Sheriff's Deputy Director and Attorney Jack MacIntyre says a federal monitor is
the most extreme proposal
, particularly in light of the fact that the federal
government has refused to provide any details or proof as to how they came to
the conclusion that Maricopa County Sheriff’s Office employees engage in
patterns and practices of racial profiling as well as other unsupported claims that
the DOJ has widely publicized.  

Reading this left me surprised.  I thought a monitor was more of a watchdog than the master, more a set of eyes looking over your shoulder than the brains of the operation.  So, some research was in order.

Sure enough, it was not hard to find other situations where law enforcement agencies had agreed with the Department of Justice to permit an independent monitor.  Here is one where Prince George's County P.D. (Maryland) and the DOJ together picked an independent monitor because the P.D. had been investigated for use of force and excessive force issues.  Note that the monitor was to "evaluate" the implementation of reforms, "provide technical assistance", and "issue regular reports" in order to ensure compliance with the parties' agreement.

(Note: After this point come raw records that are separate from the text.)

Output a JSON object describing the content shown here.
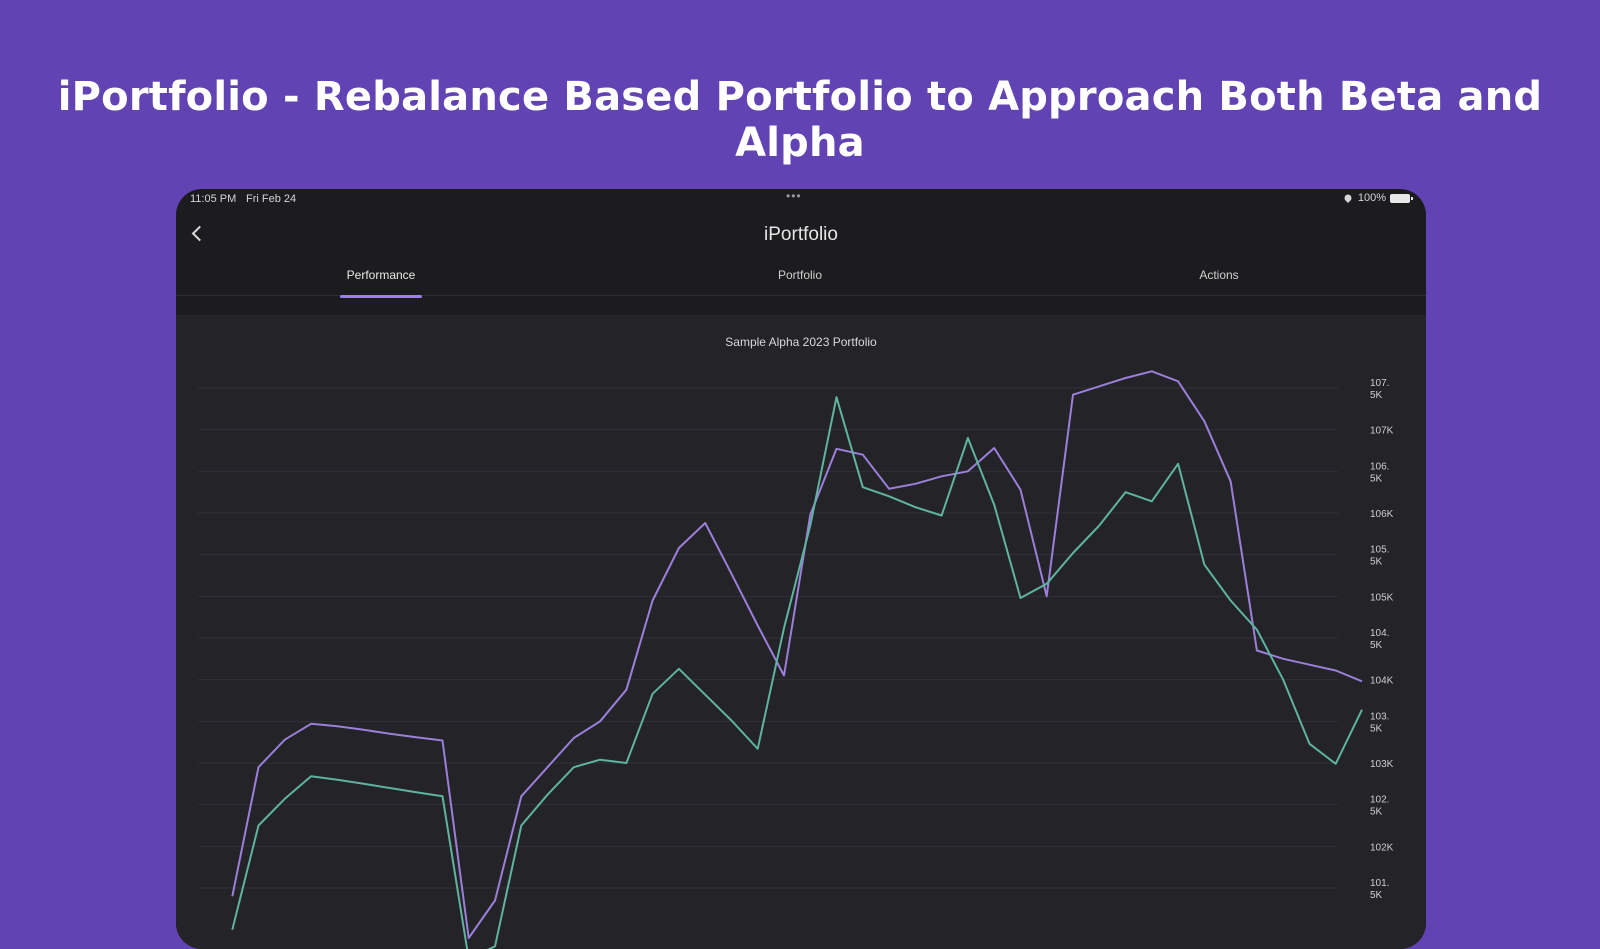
{
  "promo": {
    "title": "iPortfolio - Rebalance Based Portfolio to Approach Both Beta and Alpha"
  },
  "status_bar": {
    "time": "11:05 PM",
    "date": "Fri Feb 24",
    "dots": "•••",
    "battery": "100%"
  },
  "nav": {
    "title": "iPortfolio"
  },
  "tabs": [
    {
      "label": "Performance",
      "active": true
    },
    {
      "label": "Portfolio",
      "active": false
    },
    {
      "label": "Actions",
      "active": false
    }
  ],
  "colors": {
    "background": "#6143b4",
    "device": "#1c1c1f",
    "chart_bg": "#232328",
    "accent": "#9c7ff0",
    "series_purple": "#9b7fd9",
    "series_teal": "#5fb3a0"
  },
  "chart_data": {
    "type": "line",
    "title": "Sample Alpha 2023 Portfolio",
    "xlabel": "",
    "ylabel": "",
    "y_axis_position": "right",
    "grid": true,
    "legend": "none",
    "y_ticks": [
      "107.5K",
      "107K",
      "106.5K",
      "106K",
      "105.5K",
      "105K",
      "104.5K",
      "104K",
      "103.5K",
      "103K",
      "102.5K",
      "102K",
      "101.5K"
    ],
    "y_tick_values": [
      107500,
      107000,
      106500,
      106000,
      105500,
      105000,
      104500,
      104000,
      103500,
      103000,
      102500,
      102000,
      101500
    ],
    "ylim": [
      101300,
      107800
    ],
    "x_count": 45,
    "series": [
      {
        "color": "#9b7fd9",
        "values": [
          null,
          101400,
          102950,
          103280,
          103470,
          103440,
          103400,
          103350,
          103310,
          103270,
          100900,
          101350,
          102600,
          102950,
          103300,
          103500,
          103880,
          104950,
          105580,
          105880,
          105270,
          104650,
          104050,
          105980,
          106770,
          106700,
          106290,
          106350,
          106440,
          106500,
          106780,
          106280,
          105000,
          107420,
          107520,
          107620,
          107700,
          107580,
          107100,
          106380,
          104350,
          104250,
          104180,
          104110,
          103980
        ]
      },
      {
        "color": "#5fb3a0",
        "values": [
          null,
          101000,
          102250,
          102570,
          102840,
          102800,
          102750,
          102700,
          102650,
          102600,
          100650,
          100800,
          102250,
          102620,
          102950,
          103040,
          103000,
          103830,
          104130,
          103820,
          103510,
          103170,
          104620,
          105850,
          107390,
          106310,
          106200,
          106070,
          105970,
          106900,
          106100,
          104980,
          105150,
          105520,
          105850,
          106250,
          106140,
          106590,
          105380,
          104950,
          104600,
          104000,
          103230,
          102990,
          103640
        ]
      }
    ]
  }
}
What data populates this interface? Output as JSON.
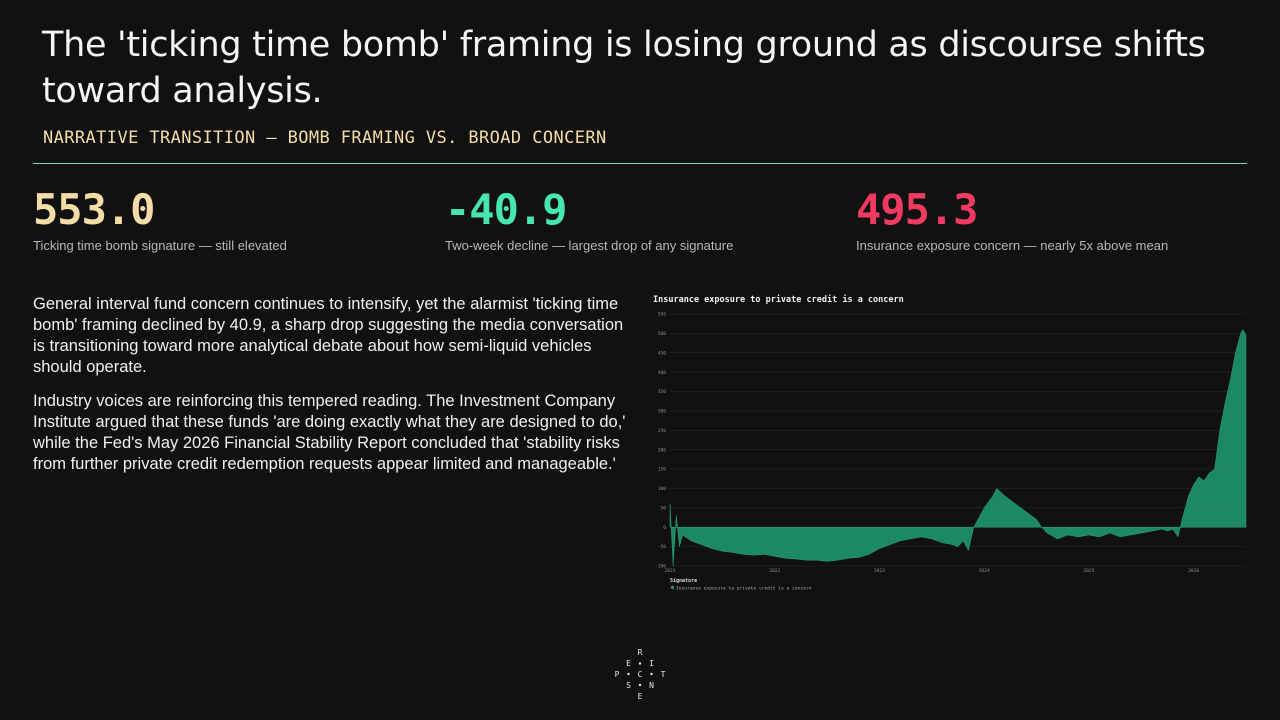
{
  "header": {
    "title": "The 'ticking time bomb' framing is losing ground as discourse shifts toward analysis.",
    "subtitle": "NARRATIVE TRANSITION — BOMB FRAMING VS. BROAD CONCERN"
  },
  "kpis": [
    {
      "value": "553.0",
      "label": "Ticking time bomb signature — still elevated",
      "color": "#f3dca6"
    },
    {
      "value": "-40.9",
      "label": "Two-week decline — largest drop of any signature",
      "color": "#47e6b1"
    },
    {
      "value": "495.3",
      "label": "Insurance exposure concern — nearly 5x above mean",
      "color": "#f03a61"
    }
  ],
  "body": {
    "paragraph1": "General interval fund concern continues to intensify, yet the alarmist 'ticking time bomb' framing declined by 40.9, a sharp drop suggesting the media conversation is transitioning toward more analytical debate about how semi-liquid vehicles should operate.",
    "paragraph2": "Industry voices are reinforcing this tempered reading. The Investment Company Institute argued that these funds 'are doing exactly what they are designed to do,' while the Fed's May 2026 Financial Stability Report concluded that 'stability risks from further private credit redemption requests appear limited and manageable.'"
  },
  "logo": {
    "letters": [
      "R",
      "E",
      "I",
      "P",
      "C",
      "T",
      "S",
      "N",
      "E"
    ]
  },
  "chart_data": {
    "type": "area",
    "title": "Insurance exposure to private credit is a concern",
    "xlabel": "",
    "ylabel": "",
    "xlim": [
      2021.0,
      2026.5
    ],
    "ylim": [
      -100,
      550
    ],
    "y_ticks": [
      -100,
      -50,
      0,
      50,
      100,
      150,
      200,
      250,
      300,
      350,
      400,
      450,
      500,
      550
    ],
    "x_ticks": [
      2021,
      2022,
      2023,
      2024,
      2025,
      2026
    ],
    "x_tick_labels": [
      "2021",
      "2022",
      "2023",
      "2024",
      "2025",
      "2026"
    ],
    "grid": true,
    "legend_title": "Signature",
    "legend_position": "bottom-left",
    "color": "#1f8f6a",
    "series": [
      {
        "name": "Insurance exposure to private credit is a concern",
        "x": [
          2021.0,
          2021.03,
          2021.06,
          2021.09,
          2021.12,
          2021.2,
          2021.3,
          2021.4,
          2021.5,
          2021.6,
          2021.7,
          2021.8,
          2021.9,
          2022.0,
          2022.1,
          2022.2,
          2022.3,
          2022.4,
          2022.5,
          2022.6,
          2022.7,
          2022.8,
          2022.9,
          2023.0,
          2023.1,
          2023.2,
          2023.3,
          2023.4,
          2023.5,
          2023.6,
          2023.7,
          2023.75,
          2023.8,
          2023.85,
          2023.9,
          2024.0,
          2024.08,
          2024.12,
          2024.2,
          2024.3,
          2024.4,
          2024.5,
          2024.55,
          2024.6,
          2024.7,
          2024.8,
          2024.9,
          2025.0,
          2025.1,
          2025.2,
          2025.3,
          2025.4,
          2025.5,
          2025.6,
          2025.7,
          2025.75,
          2025.8,
          2025.85,
          2025.9,
          2025.95,
          2026.0,
          2026.05,
          2026.1,
          2026.15,
          2026.2,
          2026.25,
          2026.3,
          2026.35,
          2026.4,
          2026.45,
          2026.47,
          2026.5
        ],
        "values": [
          60,
          -100,
          30,
          -50,
          -20,
          -35,
          -45,
          -55,
          -62,
          -65,
          -70,
          -72,
          -70,
          -75,
          -80,
          -82,
          -85,
          -85,
          -88,
          -85,
          -80,
          -78,
          -70,
          -55,
          -45,
          -35,
          -30,
          -25,
          -30,
          -40,
          -45,
          -50,
          -35,
          -60,
          0,
          50,
          80,
          100,
          80,
          60,
          40,
          20,
          0,
          -15,
          -30,
          -20,
          -25,
          -20,
          -25,
          -15,
          -25,
          -20,
          -15,
          -10,
          -5,
          -10,
          -5,
          -25,
          30,
          80,
          110,
          130,
          120,
          140,
          150,
          250,
          320,
          380,
          450,
          500,
          510,
          495
        ]
      }
    ]
  }
}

Here is another one where the parties chose two former law enforcement officers to monitor the New Jersey State Police after they were investigated for racially discriminatory traffic stops.  Again, the monitor was to "ensure that the state is implementing the terms of the decree."  How?  They "

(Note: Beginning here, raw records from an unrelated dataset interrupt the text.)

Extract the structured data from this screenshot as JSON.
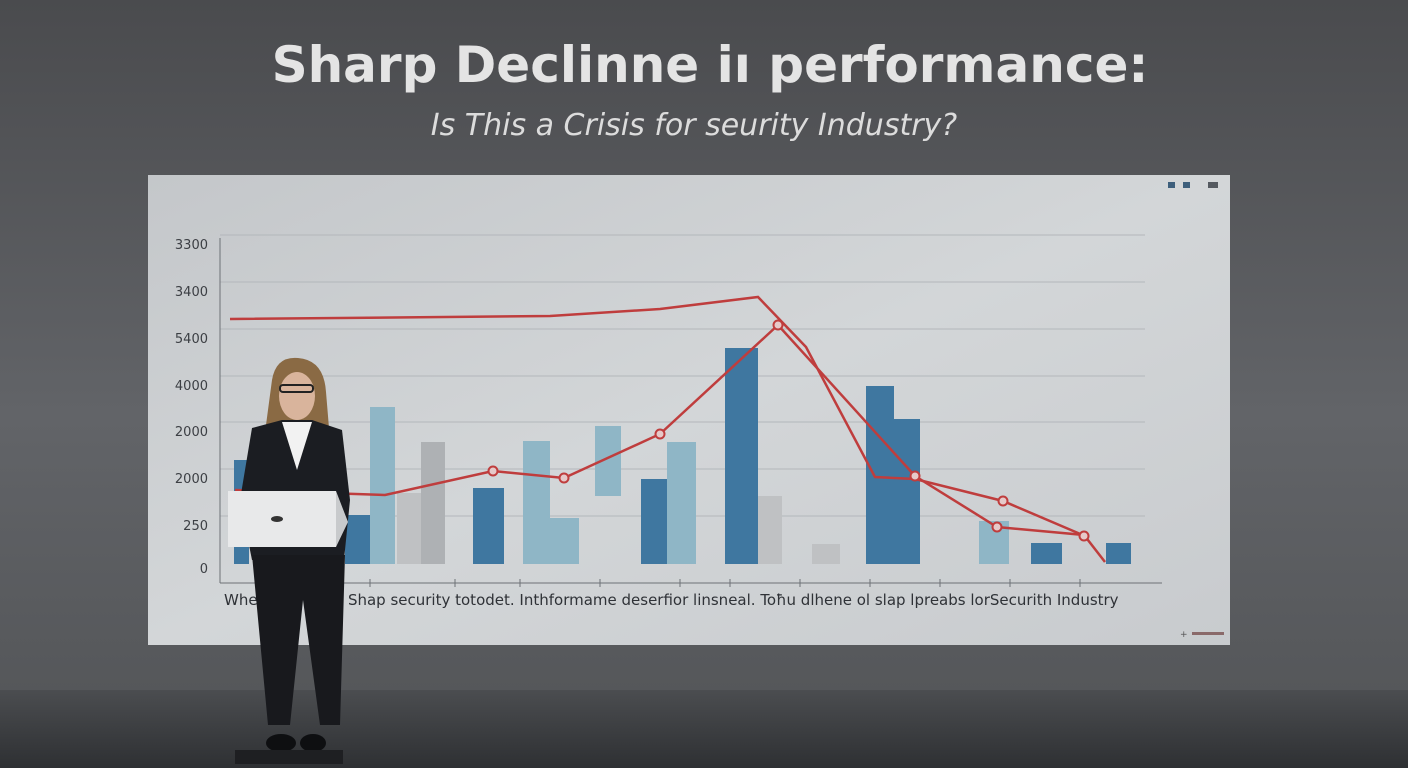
{
  "header": {
    "title": "Sharp Declinne iı performance:",
    "subtitle": "Is This a Crisis for seurity Industry?"
  },
  "screen": {
    "y_labels": [
      3300,
      3400,
      5400,
      4000,
      2000,
      2000,
      250,
      0
    ],
    "caption": [
      "Whee",
      "a Shap security totodet. Inthformame deserfior linsneal. Toħu dlhene ol slap lpreabs lorSecurith Industry"
    ]
  }
}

The agreement between the DOJ and New Jersey State P.D. was in 2000.  How did it turn out?  Well, they were able to dissolve the consent decree in 2004 and a 2006 expert opinion found that the independent monitors and the NJSP both worked together and great improvements were made.  At that point, the NJSP was considering voluntarily retaining its own outside monitor to audit its progress.  (The report also runs through several other police agencies and their monitor situations.)

It would seem that an "independent monitor" does not quite fit the descriptions used in the MCSO press release.  But, the problem becomes crystal clear when reading this article about  recent court hearings about the ongoing consent decree battles in federal court regarding the Oakland (CA) Police Department.  The consent decree was entered into in 2003, and there has been an independent monitor since.  However, the monitoring team has noted in its most recent quarterly audits that not only has there not been progress but there has been backsliding in some areas.  Therefore, the judge is considering beginning proceedings to place the police department into "receivership".  Now, THAT sounds like control!

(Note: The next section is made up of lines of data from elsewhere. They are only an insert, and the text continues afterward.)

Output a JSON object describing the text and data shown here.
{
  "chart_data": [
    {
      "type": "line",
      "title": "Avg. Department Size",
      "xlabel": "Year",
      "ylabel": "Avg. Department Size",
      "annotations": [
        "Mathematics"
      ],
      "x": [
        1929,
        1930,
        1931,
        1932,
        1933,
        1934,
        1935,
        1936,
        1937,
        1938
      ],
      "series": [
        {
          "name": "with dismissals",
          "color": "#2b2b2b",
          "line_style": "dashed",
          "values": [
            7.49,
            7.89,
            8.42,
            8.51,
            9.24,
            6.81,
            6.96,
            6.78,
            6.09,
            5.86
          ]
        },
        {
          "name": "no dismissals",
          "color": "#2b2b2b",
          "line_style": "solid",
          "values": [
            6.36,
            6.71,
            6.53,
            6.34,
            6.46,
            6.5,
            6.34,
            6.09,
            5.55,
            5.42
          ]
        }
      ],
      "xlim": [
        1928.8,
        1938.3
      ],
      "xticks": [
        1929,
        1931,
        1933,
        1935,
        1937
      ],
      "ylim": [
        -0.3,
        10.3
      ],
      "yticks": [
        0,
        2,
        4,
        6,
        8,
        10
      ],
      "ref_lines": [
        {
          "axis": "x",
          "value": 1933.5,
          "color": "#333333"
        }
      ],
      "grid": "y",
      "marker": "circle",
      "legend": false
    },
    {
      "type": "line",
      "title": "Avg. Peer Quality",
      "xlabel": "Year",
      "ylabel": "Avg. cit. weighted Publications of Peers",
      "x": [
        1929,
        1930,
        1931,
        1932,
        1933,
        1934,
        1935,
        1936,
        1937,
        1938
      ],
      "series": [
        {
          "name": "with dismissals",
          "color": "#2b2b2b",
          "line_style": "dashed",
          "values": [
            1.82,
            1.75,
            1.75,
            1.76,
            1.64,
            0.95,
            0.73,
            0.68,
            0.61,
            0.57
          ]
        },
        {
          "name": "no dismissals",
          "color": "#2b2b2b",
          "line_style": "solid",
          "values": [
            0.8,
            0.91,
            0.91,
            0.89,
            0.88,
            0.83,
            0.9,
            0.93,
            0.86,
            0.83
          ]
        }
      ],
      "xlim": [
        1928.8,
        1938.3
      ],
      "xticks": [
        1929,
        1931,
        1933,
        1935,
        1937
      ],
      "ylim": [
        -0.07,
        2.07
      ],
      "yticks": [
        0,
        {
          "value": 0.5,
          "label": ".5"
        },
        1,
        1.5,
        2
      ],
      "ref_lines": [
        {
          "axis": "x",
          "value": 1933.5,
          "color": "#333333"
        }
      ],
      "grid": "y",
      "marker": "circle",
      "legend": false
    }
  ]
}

Read a bit further and you see that two civil rights attorneys who have been active in the case for many years are now pushing the judge to appoint a federal MASTER to take control of the department.  That would - or, could, depending on conflicts with constitutions and laws, such as Arpaio hinted at - remove significant decision-making from the Oakland Police Chief, City Manager, etc.  Which is another reason why it is obviously more complex than what the DOJ was apparently asking the MCSO to agree to.

It is understandable that Arpaio and his close staff (e.g. "Deputy Director and Attorney" MacIntyre) might confuse "monitor" and "master".  It is less understandable that their highly paid Jones, Skelton & Hochuli attorney, Joseph Popolizio, would be unclear.  And, any attorney trying to best represent his client - as opposed to one permitting a disagreement to be stretched out for as long as possible - would make sure that their client clearly understands the distinctions.

"Surrender" vs. "Comply".  "Master" vs. "monitor".  It seems clear to most of us in Maricopa County, doesn't it?  You know, the ones who are really paying the bill for the squabbles, the private attorneys and impending litigation.